The realisation that he might as well appeal to the better nature of a hungry alligator as to that of a plantation owner, coupled with his circumvention of counter-accusations of self-interest, suggests that Cropper was not as stupid as some railway historians have claimed. To allege that he was reactionary is even wider of the mark: some of the public meetings which he and his circle called and addressed were far more 'seditious' than that which ended in the Peterloo massacre - and were a good deal more dangerous, backed as they were by substantial mercantile wealth and power.

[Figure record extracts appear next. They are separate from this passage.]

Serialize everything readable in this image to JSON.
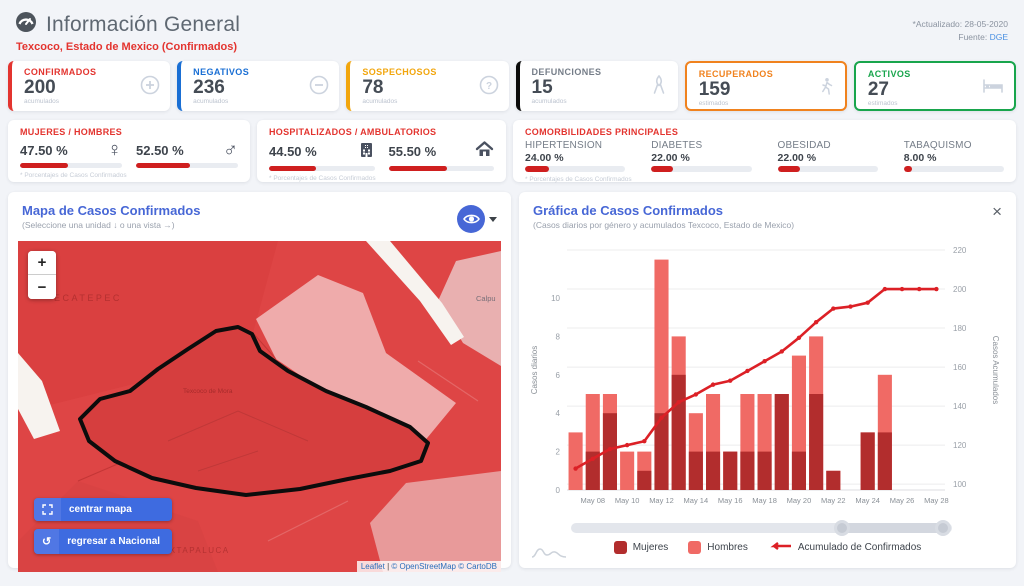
{
  "header": {
    "title": "Información General",
    "subtitle": "Texcoco, Estado de Mexico (Confirmados)",
    "updated": "*Actualizado: 28-05-2020",
    "source_label": "Fuente: ",
    "source_link": "DGE"
  },
  "stats": {
    "cards": [
      {
        "label": "CONFIRMADOS",
        "value": "200",
        "unit": "acumulados",
        "color": "#e3342f",
        "icon": "plus-circle"
      },
      {
        "label": "NEGATIVOS",
        "value": "236",
        "unit": "acumulados",
        "color": "#1a6fd4",
        "icon": "minus-circle"
      },
      {
        "label": "SOSPECHOSOS",
        "value": "78",
        "unit": "acumulados",
        "color": "#f2a60d",
        "icon": "question-circle"
      },
      {
        "label": "DEFUNCIONES",
        "value": "15",
        "unit": "acumulados",
        "color": "#0a0a0a",
        "label_color": "#757d88",
        "icon": "ribbon"
      },
      {
        "label": "RECUPERADOS",
        "value": "159",
        "unit": "estimados",
        "color": "#f0821e",
        "icon": "walking-person"
      },
      {
        "label": "ACTIVOS",
        "value": "27",
        "unit": "estimados",
        "color": "#18a54c",
        "icon": "hospital-bed"
      }
    ]
  },
  "gender": {
    "title": "MUJERES / HOMBRES",
    "female_pct": "47.50 %",
    "female_value": 47.5,
    "female_symbol": "♀",
    "male_pct": "52.50 %",
    "male_value": 52.5,
    "male_symbol": "♂",
    "footnote": "* Porcentajes de Casos Confirmados"
  },
  "hospital": {
    "title": "HOSPITALIZADOS / AMBULATORIOS",
    "hospitalized_pct": "44.50 %",
    "hospitalized_value": 44.5,
    "ambulatory_pct": "55.50 %",
    "ambulatory_value": 55.5,
    "footnote": "* Porcentajes de Casos Confirmados"
  },
  "comorbidities": {
    "title": "COMORBILIDADES PRINCIPALES",
    "footnote": "* Porcentajes de Casos Confirmados",
    "items": [
      {
        "name": "HIPERTENSION",
        "pct": "24.00 %",
        "value": 24
      },
      {
        "name": "DIABETES",
        "pct": "22.00 %",
        "value": 22
      },
      {
        "name": "OBESIDAD",
        "pct": "22.00 %",
        "value": 22
      },
      {
        "name": "TABAQUISMO",
        "pct": "8.00 %",
        "value": 8
      }
    ]
  },
  "map_panel": {
    "title": "Mapa de Casos Confirmados",
    "subtitle": "(Seleccione una unidad ↓ o una vista →)",
    "zoom_in": "+",
    "zoom_out": "−",
    "buttons": [
      {
        "label": "centrar mapa",
        "icon": "center-map"
      },
      {
        "label": "regresar a Nacional",
        "icon": "undo"
      }
    ],
    "labels": [
      {
        "text": "ECATEPEC"
      },
      {
        "text": "Calpu"
      },
      {
        "text": "IXTAPALUCA"
      },
      {
        "text": "Texcoco de Mora"
      }
    ],
    "attribution": {
      "leaflet": "Leaflet",
      "sep": " | ",
      "osm": "© OpenStreetMap",
      "cartodb": "© CartoDB"
    }
  },
  "chart_panel": {
    "title": "Gráfica de Casos Confirmados",
    "subtitle": "(Casos diarios por género y acumulados Texcoco, Estado de Mexico)",
    "close": "×"
  },
  "chart_data": {
    "type": "bar",
    "bar_mode": "overlay",
    "title": "Gráfica de Casos Confirmados",
    "subtitle": "(Casos diarios por género y acumulados Texcoco, Estado de Mexico)",
    "x": [
      "May 07",
      "May 08",
      "May 09",
      "May 10",
      "May 11",
      "May 12",
      "May 13",
      "May 14",
      "May 15",
      "May 16",
      "May 17",
      "May 18",
      "May 19",
      "May 20",
      "May 21",
      "May 22",
      "May 23",
      "May 24",
      "May 25",
      "May 26",
      "May 27",
      "May 28"
    ],
    "x_tick_labels": [
      "May 08",
      "May 10",
      "May 12",
      "May 14",
      "May 16",
      "May 18",
      "May 20",
      "May 22",
      "May 24",
      "May 26",
      "May 28"
    ],
    "series": [
      {
        "name": "Hombres",
        "color": "#f06a65",
        "axis": "left",
        "values": [
          3,
          5,
          5,
          2,
          2,
          12,
          8,
          4,
          5,
          2,
          5,
          5,
          5,
          7,
          8,
          1,
          0,
          3,
          6,
          0,
          0,
          0
        ]
      },
      {
        "name": "Mujeres",
        "color": "#b22d2d",
        "axis": "left",
        "values": [
          0,
          2,
          4,
          0,
          1,
          4,
          6,
          2,
          2,
          2,
          2,
          2,
          5,
          2,
          5,
          1,
          0,
          3,
          3,
          0,
          0,
          0
        ]
      }
    ],
    "line_series": {
      "name": "Acumulado de Confirmados",
      "color": "#dc2026",
      "axis": "right",
      "values": [
        108,
        113,
        118,
        120,
        122,
        134,
        142,
        146,
        151,
        153,
        158,
        163,
        168,
        175,
        183,
        190,
        191,
        193,
        200,
        200,
        200,
        200
      ]
    },
    "ylabel_left": "Casos diarios",
    "ylabel_right": "Casos Acumulados",
    "yticks_left": [
      0,
      2,
      4,
      6,
      8,
      10
    ],
    "yticks_right": [
      100,
      120,
      140,
      160,
      180,
      200,
      220
    ],
    "ylim_left": [
      0,
      12.5
    ],
    "ylim_right": [
      97,
      220
    ],
    "grid": true,
    "legend_position": "bottom"
  }
}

We are thus driven to the conclusion that he must have been malicious, and that is certainly the impression Rolt seeks to create: `James Cropper's principle that if you sling mud sufficiently copiously and vigorously some of it is bound to stick was certainly well founded ...'21 Let us consider a little character evidence. Cropper continued for some forty years in the anti-slavery campaign, and on 1 August 1834, the very day the Act finally took effect outlawing slavery in British colonies and dominions, he opened an agricultural school on his estate at Fearnhead, near Warrington. The purpose of this venture was to try and break the poverty trap in which agricultural labourers' children had been caught by the lean years the industry had suffered since the end of the Napoleonic Wars. The solution was to run a `farm school' in which children could be taught the basic skills of agriculture and given the rudiments of an education, rather in the manner of the mill schools run by the more generous factory owners. The difference, of course, was that the profits from employing child labour in mills could support such generosity, while those from agriculture could not. It was a purely philanthropic venture. When, after a few years, the farm was producing creditable yields and yielding a small return the profit was divided between master and pupils as an incentive to further improvements in skill and effort.22

One part of the education the pupils received consisted of their being assigned a small plot of ground to do with as best they could. That is entirely in line with the precepts of Cobbett's Cottage Economy, and Cobbett had been something of a hero in the Radical circles in which Cropper had moved in his youth. They were, of course, the men who organised an enthusiastic public welcome for Cobbett when he returned from America, bringing with him the bones of Tom Paine.23 In his sixties Cropper may have mellowed a bit, but his basic sympathies had not changed. Nor did his school: it was still working successfully when he died in 1841.

Cropper and the Stephensons

The picture which emerges is of an able merchant, a philanthropist and a man who did not mind waiting decades to see results. Why then did such a man conduct a long-running campaign against both George and Robert Stephenson? While some of the more recent established histories of the subject suggest that George Stephenson was a man with whom people might fall out, Robert appears as one of nature's gentlemen. Yet Cropper hounded him consistently. As late as 1835, when he was working on the London & Birmingham line, Robert wrote to Michael Longridge, `Our enemies, viz Rathbone and Cropper, are raising a hue and cry about our having an engine to build at Newcastle,' and in another letter, early the following year, he complained of the malign influence of a Quaker clique which was seeking to aid his competitor, Edward Bury."